Originally, there was not enough memory. We should strictly control the number of records and use bson for storage.
So how can we consider the second design method in the MongoDB design? There is an independent useritems set. Isn't there any more than 1 million records?
This is based on two other considerations: A. bson's processing requires repeated hard disk and memory swap. If each record is smaller, the IO pressure is lower. Memory and hard disk are scarce resources for servers. It is more cost-effective to split the data into another collection. This requires testing a proper size based on the business conditions, server memory and hard disk conditions, we use the value 1024 for the moment. A single user's prop table will definitely exceed 1024 bytes, so we should consider separating it into a collection.
B. You can move another set to another server without deploying a sharded cluster. As long as the server can easily HOST 1 million users, Will 2 million be far behind? Before you have the money to deploy the sharded cluster, consider the second group of servers to be more practical.
The second question: Is findone ({_ ID: XXX}) Faster?
Without a doubt, findone ({_ ID: XXX}) is the most direct method to get value with key.
Indeed, using the key to get the value is the only way we can use to access the value.

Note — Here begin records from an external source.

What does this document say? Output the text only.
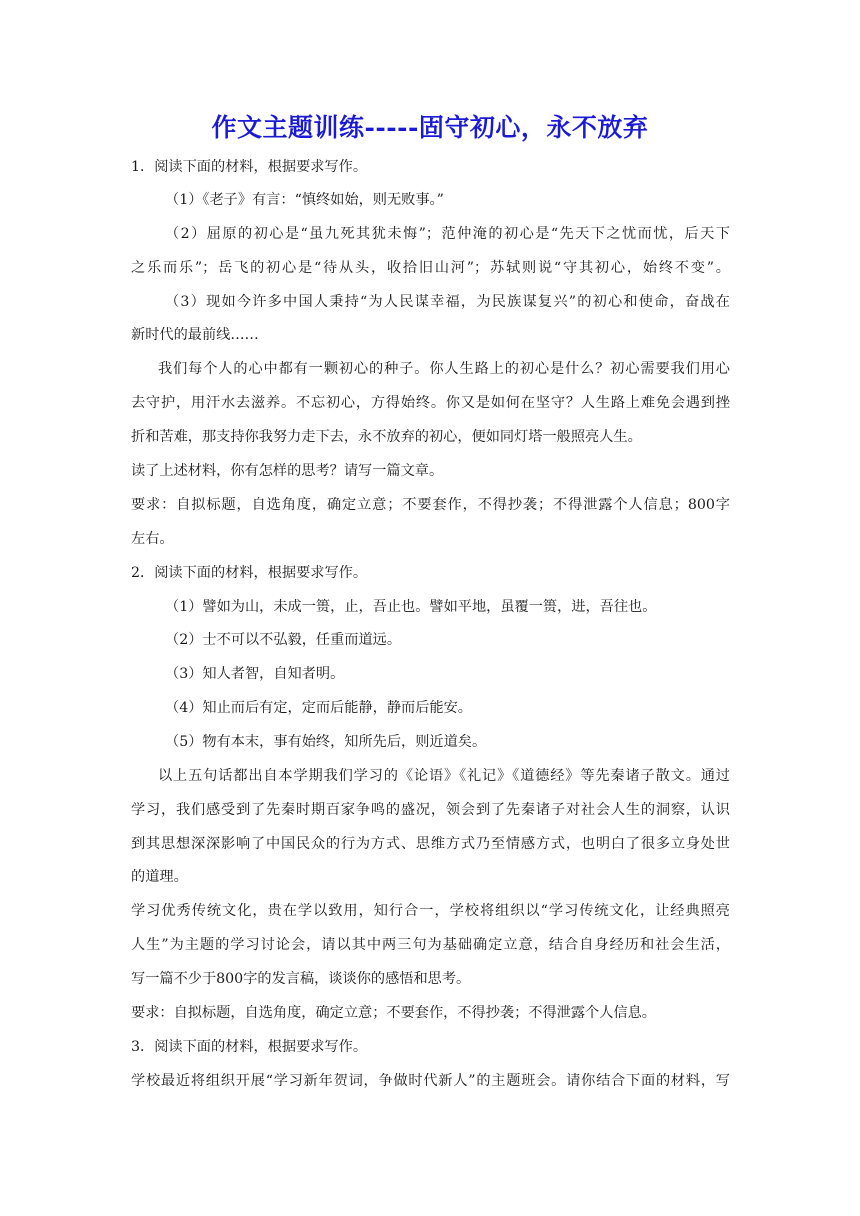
作文主题训练-----固守初心，永不放弃
1．阅读下面的材料，根据要求写作。
（1）《老子》有言：“慎终如始，则无败事。”
（2）屈原的初心是“虽九死其犹未悔”；范仲淹的初心是“先天下之忧而忧，后天下
之乐而乐”；岳飞的初心是“待从头，收拾旧山河”；苏轼则说“守其初心，始终不变”。
（3）现如今许多中国人秉持“为人民谋幸福，为民族谋复兴”的初心和使命，奋战在
新时代的最前线……
我们每个人的心中都有一颗初心的种子。你人生路上的初心是什么？初心需要我们用心
去守护，用汗水去滋养。不忘初心，方得始终。你又是如何在坚守？人生路上难免会遇到挫
折和苦难，那支持你我努力走下去，永不放弃的初心，便如同灯塔一般照亮人生。
读了上述材料，你有怎样的思考？请写一篇文章。
要求：自拟标题，自选角度，确定立意；不要套作，不得抄袭；不得泄露个人信息；800字
左右。
2．阅读下面的材料，根据要求写作。
（1）譬如为山，未成一篑，止，吾止也。譬如平地，虽覆一篑，进，吾往也。
（2）士不可以不弘毅，任重而道远。
（3）知人者智，自知者明。
（4）知止而后有定，定而后能静，静而后能安。
（5）物有本末，事有始终，知所先后，则近道矣。
以上五句话都出自本学期我们学习的《论语》《礼记》《道德经》等先秦诸子散文。通过
学习，我们感受到了先秦时期百家争鸣的盛况，领会到了先秦诸子对社会人生的洞察，认识
到其思想深深影响了中国民众的行为方式、思维方式乃至情感方式，也明白了很多立身处世
的道理。
学习优秀传统文化，贵在学以致用，知行合一，学校将组织以“学习传统文化，让经典照亮
人生”为主题的学习讨论会，请以其中两三句为基础确定立意，结合自身经历和社会生活，
写一篇不少于800字的发言稿，谈谈你的感悟和思考。
要求：自拟标题，自选角度，确定立意；不要套作，不得抄袭；不得泄露个人信息。
3．阅读下面的材料，根据要求写作。
学校最近将组织开展“学习新年贺词，争做时代新人”的主题班会。请你结合下面的材料，写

Other methods are not called the key-value database.
However, since we want to control the number of keys, a single value will be relatively large.

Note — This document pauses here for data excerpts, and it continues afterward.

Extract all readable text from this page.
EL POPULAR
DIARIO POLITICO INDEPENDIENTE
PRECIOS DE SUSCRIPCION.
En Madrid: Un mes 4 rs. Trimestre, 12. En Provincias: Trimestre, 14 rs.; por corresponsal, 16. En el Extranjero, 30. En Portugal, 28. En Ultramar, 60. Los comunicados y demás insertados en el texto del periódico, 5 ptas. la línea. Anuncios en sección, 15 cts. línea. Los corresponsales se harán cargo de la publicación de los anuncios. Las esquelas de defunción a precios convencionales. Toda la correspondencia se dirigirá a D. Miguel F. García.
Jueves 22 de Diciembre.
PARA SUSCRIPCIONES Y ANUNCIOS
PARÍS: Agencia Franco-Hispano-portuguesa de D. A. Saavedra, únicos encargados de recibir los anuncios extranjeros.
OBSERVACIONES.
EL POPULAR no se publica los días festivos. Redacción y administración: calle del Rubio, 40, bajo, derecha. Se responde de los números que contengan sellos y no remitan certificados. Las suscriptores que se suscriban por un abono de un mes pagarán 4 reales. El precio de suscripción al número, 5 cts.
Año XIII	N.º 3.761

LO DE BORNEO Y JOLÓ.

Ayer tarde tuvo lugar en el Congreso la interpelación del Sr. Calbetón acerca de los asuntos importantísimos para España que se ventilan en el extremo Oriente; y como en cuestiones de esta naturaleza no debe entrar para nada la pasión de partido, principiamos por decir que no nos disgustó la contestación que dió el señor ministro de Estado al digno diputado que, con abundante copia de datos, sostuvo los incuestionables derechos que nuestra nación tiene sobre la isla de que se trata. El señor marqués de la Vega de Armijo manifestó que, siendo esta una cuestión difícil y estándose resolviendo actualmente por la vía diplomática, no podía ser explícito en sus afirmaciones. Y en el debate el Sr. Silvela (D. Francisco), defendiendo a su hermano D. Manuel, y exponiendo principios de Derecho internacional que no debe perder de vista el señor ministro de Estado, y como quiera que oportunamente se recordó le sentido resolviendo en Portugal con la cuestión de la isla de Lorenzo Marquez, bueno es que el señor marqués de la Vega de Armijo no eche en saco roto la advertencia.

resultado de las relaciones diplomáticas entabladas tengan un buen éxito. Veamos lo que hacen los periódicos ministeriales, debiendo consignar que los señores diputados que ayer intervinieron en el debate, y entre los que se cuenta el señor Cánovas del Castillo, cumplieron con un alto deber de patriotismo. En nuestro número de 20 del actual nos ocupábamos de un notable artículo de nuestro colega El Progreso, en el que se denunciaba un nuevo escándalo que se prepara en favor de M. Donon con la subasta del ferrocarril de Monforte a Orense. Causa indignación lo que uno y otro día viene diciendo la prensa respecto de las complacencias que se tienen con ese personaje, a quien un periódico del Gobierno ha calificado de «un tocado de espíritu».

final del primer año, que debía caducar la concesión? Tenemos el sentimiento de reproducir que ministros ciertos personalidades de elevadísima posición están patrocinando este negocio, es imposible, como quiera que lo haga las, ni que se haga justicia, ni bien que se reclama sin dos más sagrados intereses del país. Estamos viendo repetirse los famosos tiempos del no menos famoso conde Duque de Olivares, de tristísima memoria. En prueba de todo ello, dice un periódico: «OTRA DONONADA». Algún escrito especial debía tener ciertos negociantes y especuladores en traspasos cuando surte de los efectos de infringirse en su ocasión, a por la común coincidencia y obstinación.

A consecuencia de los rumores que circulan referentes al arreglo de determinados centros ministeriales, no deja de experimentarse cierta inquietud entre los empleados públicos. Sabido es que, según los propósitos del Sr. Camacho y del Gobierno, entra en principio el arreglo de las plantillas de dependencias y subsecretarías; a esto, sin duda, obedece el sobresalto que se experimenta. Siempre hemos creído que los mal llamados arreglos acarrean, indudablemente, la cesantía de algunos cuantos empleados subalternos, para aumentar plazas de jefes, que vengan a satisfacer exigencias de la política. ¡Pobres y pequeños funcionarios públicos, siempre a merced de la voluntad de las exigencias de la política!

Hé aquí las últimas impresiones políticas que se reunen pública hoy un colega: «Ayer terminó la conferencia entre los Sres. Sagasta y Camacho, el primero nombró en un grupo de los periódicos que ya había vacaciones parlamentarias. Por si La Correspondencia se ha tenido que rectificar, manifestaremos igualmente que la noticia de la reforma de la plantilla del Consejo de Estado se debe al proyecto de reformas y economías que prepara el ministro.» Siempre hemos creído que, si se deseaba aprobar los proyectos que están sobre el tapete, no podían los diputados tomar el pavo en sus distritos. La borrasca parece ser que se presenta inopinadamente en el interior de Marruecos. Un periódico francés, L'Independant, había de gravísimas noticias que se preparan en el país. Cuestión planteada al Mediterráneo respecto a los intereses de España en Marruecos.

Do not use findone ({_ ID: XXX}). items [3]. itemtype elegantlyCodeDeception, this is very slow, and he is killing almost all your traffic.

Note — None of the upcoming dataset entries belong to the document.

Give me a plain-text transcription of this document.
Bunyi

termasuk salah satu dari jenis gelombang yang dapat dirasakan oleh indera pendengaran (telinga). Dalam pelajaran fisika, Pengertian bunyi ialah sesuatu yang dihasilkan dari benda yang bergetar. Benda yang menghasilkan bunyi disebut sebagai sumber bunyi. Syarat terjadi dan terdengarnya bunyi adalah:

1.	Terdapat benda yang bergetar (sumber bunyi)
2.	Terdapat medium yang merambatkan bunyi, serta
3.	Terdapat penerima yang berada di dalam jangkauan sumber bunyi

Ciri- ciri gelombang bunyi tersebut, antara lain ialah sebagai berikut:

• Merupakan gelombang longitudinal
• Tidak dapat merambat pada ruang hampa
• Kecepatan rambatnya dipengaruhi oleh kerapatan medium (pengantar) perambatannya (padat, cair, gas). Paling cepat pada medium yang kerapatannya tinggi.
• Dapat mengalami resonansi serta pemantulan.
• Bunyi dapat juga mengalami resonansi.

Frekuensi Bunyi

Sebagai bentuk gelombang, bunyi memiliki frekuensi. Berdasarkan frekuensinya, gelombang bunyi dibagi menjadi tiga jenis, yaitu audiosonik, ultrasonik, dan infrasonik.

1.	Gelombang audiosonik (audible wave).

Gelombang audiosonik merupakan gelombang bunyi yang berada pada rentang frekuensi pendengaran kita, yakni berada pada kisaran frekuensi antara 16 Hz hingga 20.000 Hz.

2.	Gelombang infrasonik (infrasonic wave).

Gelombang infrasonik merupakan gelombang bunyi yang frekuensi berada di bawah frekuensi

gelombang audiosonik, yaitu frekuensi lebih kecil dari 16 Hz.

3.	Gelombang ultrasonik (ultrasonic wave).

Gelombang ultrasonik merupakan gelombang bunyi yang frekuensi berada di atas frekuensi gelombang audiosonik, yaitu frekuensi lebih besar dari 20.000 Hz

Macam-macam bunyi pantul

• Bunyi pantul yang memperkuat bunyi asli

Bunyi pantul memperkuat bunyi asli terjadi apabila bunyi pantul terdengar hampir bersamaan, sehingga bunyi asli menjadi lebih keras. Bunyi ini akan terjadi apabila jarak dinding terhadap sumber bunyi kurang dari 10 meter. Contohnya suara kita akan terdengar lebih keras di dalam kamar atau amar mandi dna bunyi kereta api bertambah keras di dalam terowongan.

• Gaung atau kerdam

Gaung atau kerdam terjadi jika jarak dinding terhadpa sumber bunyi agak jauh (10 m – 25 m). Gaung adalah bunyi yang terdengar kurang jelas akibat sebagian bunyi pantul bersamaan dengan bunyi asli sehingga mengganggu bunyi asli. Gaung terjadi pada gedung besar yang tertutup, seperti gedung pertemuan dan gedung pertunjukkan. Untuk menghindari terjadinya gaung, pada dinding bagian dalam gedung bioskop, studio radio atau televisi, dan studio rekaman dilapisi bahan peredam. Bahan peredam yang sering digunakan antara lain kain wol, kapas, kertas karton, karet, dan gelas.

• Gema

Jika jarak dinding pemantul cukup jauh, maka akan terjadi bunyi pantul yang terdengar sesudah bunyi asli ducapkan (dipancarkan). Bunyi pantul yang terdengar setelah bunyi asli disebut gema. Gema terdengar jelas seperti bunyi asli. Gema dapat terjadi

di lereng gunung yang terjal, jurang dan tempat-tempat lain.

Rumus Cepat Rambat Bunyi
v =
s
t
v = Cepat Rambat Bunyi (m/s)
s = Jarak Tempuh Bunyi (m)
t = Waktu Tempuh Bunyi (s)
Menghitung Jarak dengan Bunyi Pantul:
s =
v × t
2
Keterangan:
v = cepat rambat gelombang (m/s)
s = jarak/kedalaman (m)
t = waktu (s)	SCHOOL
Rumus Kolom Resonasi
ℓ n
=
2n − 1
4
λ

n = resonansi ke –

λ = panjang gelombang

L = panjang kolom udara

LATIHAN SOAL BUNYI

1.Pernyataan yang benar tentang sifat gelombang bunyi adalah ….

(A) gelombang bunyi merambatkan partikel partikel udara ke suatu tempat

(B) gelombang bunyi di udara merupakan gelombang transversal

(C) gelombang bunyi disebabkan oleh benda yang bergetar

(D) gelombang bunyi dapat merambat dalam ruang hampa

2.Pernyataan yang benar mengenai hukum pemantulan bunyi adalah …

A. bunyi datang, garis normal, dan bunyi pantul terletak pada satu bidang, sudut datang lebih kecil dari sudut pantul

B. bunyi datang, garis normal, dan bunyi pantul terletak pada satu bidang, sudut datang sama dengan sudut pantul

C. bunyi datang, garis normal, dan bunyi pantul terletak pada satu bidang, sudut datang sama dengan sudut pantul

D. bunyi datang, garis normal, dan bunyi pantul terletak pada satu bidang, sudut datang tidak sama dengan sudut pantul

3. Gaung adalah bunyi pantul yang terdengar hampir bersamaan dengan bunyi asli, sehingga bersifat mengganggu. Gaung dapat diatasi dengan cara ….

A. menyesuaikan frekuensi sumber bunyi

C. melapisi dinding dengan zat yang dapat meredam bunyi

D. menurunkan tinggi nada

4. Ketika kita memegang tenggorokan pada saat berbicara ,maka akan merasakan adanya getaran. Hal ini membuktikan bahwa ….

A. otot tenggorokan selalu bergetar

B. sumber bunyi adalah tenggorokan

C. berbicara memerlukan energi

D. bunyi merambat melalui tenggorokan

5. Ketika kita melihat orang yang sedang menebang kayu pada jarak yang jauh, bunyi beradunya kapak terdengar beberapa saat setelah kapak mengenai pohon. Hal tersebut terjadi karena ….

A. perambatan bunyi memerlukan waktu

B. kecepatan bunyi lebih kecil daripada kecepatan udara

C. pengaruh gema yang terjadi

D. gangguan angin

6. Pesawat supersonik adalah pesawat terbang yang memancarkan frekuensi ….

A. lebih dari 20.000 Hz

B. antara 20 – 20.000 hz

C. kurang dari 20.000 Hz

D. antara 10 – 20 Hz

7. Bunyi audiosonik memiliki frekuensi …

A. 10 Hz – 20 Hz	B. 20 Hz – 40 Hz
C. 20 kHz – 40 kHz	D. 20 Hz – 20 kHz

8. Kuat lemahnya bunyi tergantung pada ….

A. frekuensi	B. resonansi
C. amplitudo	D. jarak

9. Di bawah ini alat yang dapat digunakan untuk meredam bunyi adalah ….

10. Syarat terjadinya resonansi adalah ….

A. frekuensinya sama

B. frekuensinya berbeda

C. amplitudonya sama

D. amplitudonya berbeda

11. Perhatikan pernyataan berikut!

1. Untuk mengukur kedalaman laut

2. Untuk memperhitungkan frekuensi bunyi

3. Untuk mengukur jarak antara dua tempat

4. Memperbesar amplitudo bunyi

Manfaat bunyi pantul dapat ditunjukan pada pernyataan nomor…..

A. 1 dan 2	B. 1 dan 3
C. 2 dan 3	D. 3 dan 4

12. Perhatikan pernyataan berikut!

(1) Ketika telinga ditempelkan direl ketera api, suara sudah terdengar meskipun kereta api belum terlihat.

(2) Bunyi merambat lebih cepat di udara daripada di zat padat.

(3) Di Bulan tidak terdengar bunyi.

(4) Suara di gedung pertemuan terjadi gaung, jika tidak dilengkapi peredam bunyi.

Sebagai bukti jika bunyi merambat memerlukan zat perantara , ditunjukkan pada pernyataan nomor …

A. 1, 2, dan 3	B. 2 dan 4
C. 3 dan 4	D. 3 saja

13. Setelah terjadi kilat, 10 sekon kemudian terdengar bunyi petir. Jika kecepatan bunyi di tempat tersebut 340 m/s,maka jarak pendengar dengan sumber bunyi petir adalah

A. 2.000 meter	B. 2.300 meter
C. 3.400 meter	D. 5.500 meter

No matter what findone ({_ ID: XXX}) is next, it always returns the complete value to you. Our 100 items also include 6 ~ 8 K.
This query traffic is already very high. If you use MongoDB solution 1, your single value contains all the data of a user, and it will be larger.
If the query client and database server are not in the same data center, traffic will become a major bottleneck.
The query function we should use is findone ({_ ID: XXX}, filter), which sets the returned filter conditions, which will be filtered out before being sent to you.
For example, findone ({_ ID: XXX}, {items:{"$ Slice": [3, 1]}). This is the same as the elegant code above, but it consumes a small amount of traffic.
Third question: Use update in detail
This is opposite to Issue 2. Do not use brute-force findone or update the entire node as far as possible. Although the performance of mangodb is quite violent, the I/O performance limit is about equal to that of MongoDB. Violent update will meet the performance limit of I/O while taking up traffic.
Except for the insert or save operation when a node is created, all updates should be modified with the modifier.
For example, update ({_ ID: XXX}, {$ set: {"items.3.item. Health": 38}); // modify the health value of the third weapon.
For one modification and batch modification, MongoDB flush once (2.x) for 100 ms by default. As long as the two modifications are close to each other, it is highly likely to be saved together.
However, merging is definitely better than not merging. The modification of merging must be saved together. This also depends on the development method used. If PHP is used as the data client, after multiple operations are cached and submitted together, the implementation is complicated.
Note that the above three points do not count as many as 1 million registered users. The MongoDB server with 4 GB memory and GB hard disk space can easily cope with this problem. The performance bottleneck is hard disk I/O, which can easily increase the throughput by several times using raid and solid state disks. Without using a large amount of JS computing, the CPU won't be a problem, don't let the index expand, and the memory won't be a problem. You don't need a pile of cores and massive memory. More memory can make the cache better, but it is far worse than read/write splitting. If the query performance is insufficient for high concurrency, you must adopt the deployment method of read/write splitting. When I/O becomes a bottleneck again, you can only use the cluster deployment MongoDB to enable the sharding function, or perform the diversity and key hashing work on your own.